Un spectacle qui interroge l'histoire et la mémoire
Le Théâtre d'Orléans programme Cabaret Téhéran les jeudi 18 mars à 20h30, vendredi 19 mars à 19h30 et samedi 20 mars à 20h30 dans la salle Jean-Louis Barrault. Conçu, mis en scène et interprété par Gurshad Shaheman, ce seul-en-scène propose, dans la tradition du cabaret transformiste, la reconstitution d'une douzaine de figures emblématiques de la pop iranienne des années 1960-1970.
La musique populaire iranienne de cette période, rappelle la présentation du CDN, a été brutalement interrompue par l'arrivée au pouvoir des autorités religieuses en 1979 : les chanteuses se sont alors retrouvées « condamnées au silence ». Le spectacle tente de restituer, par la voix et le travestissement, ce qui a été effacé des mémoires officielles.

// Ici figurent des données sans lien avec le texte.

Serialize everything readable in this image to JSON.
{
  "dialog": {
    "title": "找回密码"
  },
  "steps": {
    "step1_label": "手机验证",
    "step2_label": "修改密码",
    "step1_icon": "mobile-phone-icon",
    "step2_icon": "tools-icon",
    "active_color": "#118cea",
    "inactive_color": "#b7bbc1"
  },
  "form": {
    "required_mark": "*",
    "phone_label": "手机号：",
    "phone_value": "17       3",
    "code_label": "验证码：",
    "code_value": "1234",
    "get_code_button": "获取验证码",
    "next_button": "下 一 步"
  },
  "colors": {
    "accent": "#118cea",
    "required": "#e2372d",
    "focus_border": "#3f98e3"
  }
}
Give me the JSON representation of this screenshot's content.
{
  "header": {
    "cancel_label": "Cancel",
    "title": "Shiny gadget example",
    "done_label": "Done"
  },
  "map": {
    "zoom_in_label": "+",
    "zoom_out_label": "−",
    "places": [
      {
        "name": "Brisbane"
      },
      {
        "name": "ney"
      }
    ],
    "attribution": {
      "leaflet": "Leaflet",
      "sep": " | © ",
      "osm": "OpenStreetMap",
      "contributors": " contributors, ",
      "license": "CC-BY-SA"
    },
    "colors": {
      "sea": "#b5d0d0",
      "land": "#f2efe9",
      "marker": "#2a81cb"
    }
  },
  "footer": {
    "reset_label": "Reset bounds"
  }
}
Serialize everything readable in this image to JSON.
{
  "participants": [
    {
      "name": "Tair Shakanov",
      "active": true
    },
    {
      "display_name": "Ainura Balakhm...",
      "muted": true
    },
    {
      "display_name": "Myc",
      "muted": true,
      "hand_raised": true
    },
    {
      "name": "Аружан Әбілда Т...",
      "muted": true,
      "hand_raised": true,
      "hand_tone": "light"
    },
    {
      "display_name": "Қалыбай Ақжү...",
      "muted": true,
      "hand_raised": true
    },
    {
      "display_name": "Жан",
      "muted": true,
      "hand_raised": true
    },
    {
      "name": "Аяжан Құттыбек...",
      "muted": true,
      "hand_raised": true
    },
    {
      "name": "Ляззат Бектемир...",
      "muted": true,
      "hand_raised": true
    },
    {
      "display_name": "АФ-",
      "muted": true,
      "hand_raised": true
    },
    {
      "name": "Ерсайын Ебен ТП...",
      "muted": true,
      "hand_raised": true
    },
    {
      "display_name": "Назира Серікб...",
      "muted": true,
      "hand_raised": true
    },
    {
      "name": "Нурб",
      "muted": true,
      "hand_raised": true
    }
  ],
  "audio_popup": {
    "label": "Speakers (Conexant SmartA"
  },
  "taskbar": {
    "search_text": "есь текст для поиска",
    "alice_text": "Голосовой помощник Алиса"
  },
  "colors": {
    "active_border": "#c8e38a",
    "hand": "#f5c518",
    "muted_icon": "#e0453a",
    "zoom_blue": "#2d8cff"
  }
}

Scénographie, équipe et forme du spectacle
La proposition est composite : chansons cultes, fragments d'histoire et éléments autobiographiques s'entrelacent. La distribution technique et artistique mentionnée par le CDN inclut Guest Hominaz (sur scène), l'assistanat de mise en scène de Sarah Jahanbakhsh, la dramaturgie de Youness Anzane, une scénographie signée Mathieu Lorry-Dupuy, les lumières de Kevin Briard, la création sonore de Lucien Gaudion et les costumes de Jean-Biche assisté de Zoé Lachaud. La collaboration artistique implique Shady Nafar et le coaching vocal est assuré par Jean Fürst. La partie vidéo est confiée à Victor-Hadrien.
Entre chaque numéro, le texte raconte de courtes histoires restituant le destin des artistes évoquées, mêlées à des anecdotes personnelles et à des événements liés aux mouvements de lutte contre l'oppression religieuse, depuis les années 1920 jusqu'aux mobilisations récentes, dont le mouvement « Femme, Vie, Liberté » en 2023.
Pourquoi ce spectacle compte pour Orléans
Programmer Cabaret Téhéran au cœur d'Orléans participe d'une politique culturelle qui ne se contente pas d'offrir du divertissement : elle met à l'affiche des formes artistiques qui interrogent l'histoire, le genre et la mémoire. Pour le public local, c'est une occasion d'aborder, par la scène, des questions internationales et sociétales — liberté d'expression, droits des femmes, pluralité des identités sexuelles — à travers une forme hybride entre musique populaire et théâtre documentaire.
- Dates : 18, 19 et 20 mars — salle Jean-Louis Barrault, Théâtre d'Orléans.
- Artiste principal : Gurshad Shaheman (texte, mise en scène, interprétation).
- Thèmes : histoire de la pop iranienne, luttes féministes et queer, mémoire culturelle.
« Ce jeu de travestissement est un moyen de retracer l’histoire des luttes féministes et queer en Iran » — présentation du CDN d'Orléans
Au-delà de l'intérêt historique et politique, la forme cabaret-transformiste questionne aussi la représentation : en incarnant ces chanteuses, un homme sur scène sollicite la salle sur la place accordée aux corps et aux voix effacées par des décennies d'interdits.
Conséquences et cadre local
Pour les saisons culturelles du CDN d'Orléans, proposer un tel spectacle peut renforcer l'attractivité du théâtre auprès d'un public désireux d'« autre chose » que les grandes productions classiques. Cela ouvre aussi des possibles partenariats pédagogiques avec les établissements d'enseignement et les associations locales engagées sur les questions de droits humains et d'égalité, sans que ces pistes ne soient précisées dans la fiche de programmation. Enfin, la dimension musicale du spectacle peut toucher des amateurs de chanson et de patrimoine culturel qui ne fréquentent pas toujours le théâtre.
La billetterie et les informations pratiques sont accessibles via le site du CDN d'Orléans (www.cdn-orleans.com), qui détaille notamment les horaires et les modalités d'accès à la salle Jean-Louis Barrault.
En somme, Cabaret Téhéran est un rendez‑vous qui promet une soirée mêlant mémoire, esthétique et engagement, et qui trouve naturellement sa place dans l'offre culturelle orléanaise.